Today, JackThreads began welcoming customers from 11 more countries, including Germany, Hong Kong, Japan and Russia. Lerer isn't hiring employees based in any of them.

"Let's go to these 11 countries, not so that all countries become huge aspects of our business, but with the expectation that some of them will," Lerer said in an interview. "Let's not go build an office and invest a s--- load of money and go all in. Let's dip our toe by understanding the different shipping providers, what currencies they want to buy in and what they're comfortable with, and take some baby steps."

Since his media startup Thrillist acquired JackThreads in 2010, Lerer has taken a cautious approach to going global after other online retailers like ran into trouble. Fab invested a great deal of capital in beating a German clone, only to slash more than 100 of its employees in Europe earlier this year. Groupon also invested in an aggressive overseas expansion to quash copycats, but struggled with sluggish growth. Groupon ended up scaling back its operations, too.

"If a country isn't an obvious home run, rather than going and bending over backwards and forcing the issue, we're going to try Japan; we're going to try Germany, where maybe we find that obvious organic connection out of the gate," Lerer said. "Over time, we'll circle back to the countries that weren't immediately successful and make them successful."

To oversee his global experiment, Lerer has hired Samantha Kent from Borderfree, a consulting firm that specializes in taking e-commerce companies global, to run international operations for JackThreads.

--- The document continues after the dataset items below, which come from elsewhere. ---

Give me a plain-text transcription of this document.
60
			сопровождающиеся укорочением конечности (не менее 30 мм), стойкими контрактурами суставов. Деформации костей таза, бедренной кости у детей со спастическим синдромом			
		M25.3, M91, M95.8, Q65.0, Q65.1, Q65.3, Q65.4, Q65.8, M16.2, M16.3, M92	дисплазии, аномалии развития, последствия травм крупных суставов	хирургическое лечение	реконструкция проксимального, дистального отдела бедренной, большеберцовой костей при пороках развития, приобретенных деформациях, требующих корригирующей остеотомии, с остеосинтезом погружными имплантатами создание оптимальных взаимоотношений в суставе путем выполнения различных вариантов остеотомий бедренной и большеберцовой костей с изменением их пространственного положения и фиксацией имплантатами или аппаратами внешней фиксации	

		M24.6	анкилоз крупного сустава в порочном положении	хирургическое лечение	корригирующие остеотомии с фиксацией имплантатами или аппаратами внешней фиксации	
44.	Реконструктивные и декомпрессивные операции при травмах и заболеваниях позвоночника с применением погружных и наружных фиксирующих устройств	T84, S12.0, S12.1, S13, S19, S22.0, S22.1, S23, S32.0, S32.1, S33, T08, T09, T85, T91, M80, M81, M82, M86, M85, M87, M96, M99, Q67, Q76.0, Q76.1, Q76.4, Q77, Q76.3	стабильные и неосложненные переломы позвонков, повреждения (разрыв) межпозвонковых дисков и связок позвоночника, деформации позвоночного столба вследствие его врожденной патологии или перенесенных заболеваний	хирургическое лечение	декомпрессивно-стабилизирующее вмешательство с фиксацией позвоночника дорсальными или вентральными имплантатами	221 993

While she won't have local experts to tap in each country, JackThreads has already started customizing storefronts for each market. When it's summertime in New York, it's winter in Australia. That's when JackThreads promotes jumpers (sweaters) on its site Down Under.

Thrillist, which employs writers and editors outside the U.S. for its online men's lifestyle publication, used some data to choose the 14 international markets for JackThreads. The company went for countries with concentrations of English speakers and ones where people had tried to buy from the site in the past. Thrillist expects its shopping site to have 5 million members within the next month and double its revenue this year.

So far, international customers are spending about 50 percent more per order than those in the U.S., and they're buying more of the company's private-label goods, which tend to have higher profit margins, Lerer said. Customers outside the U.S. could make up 25 percent of JackThreads's business by the end of the year, Lerer said.

Or they might not. It's all new territory for Lerer.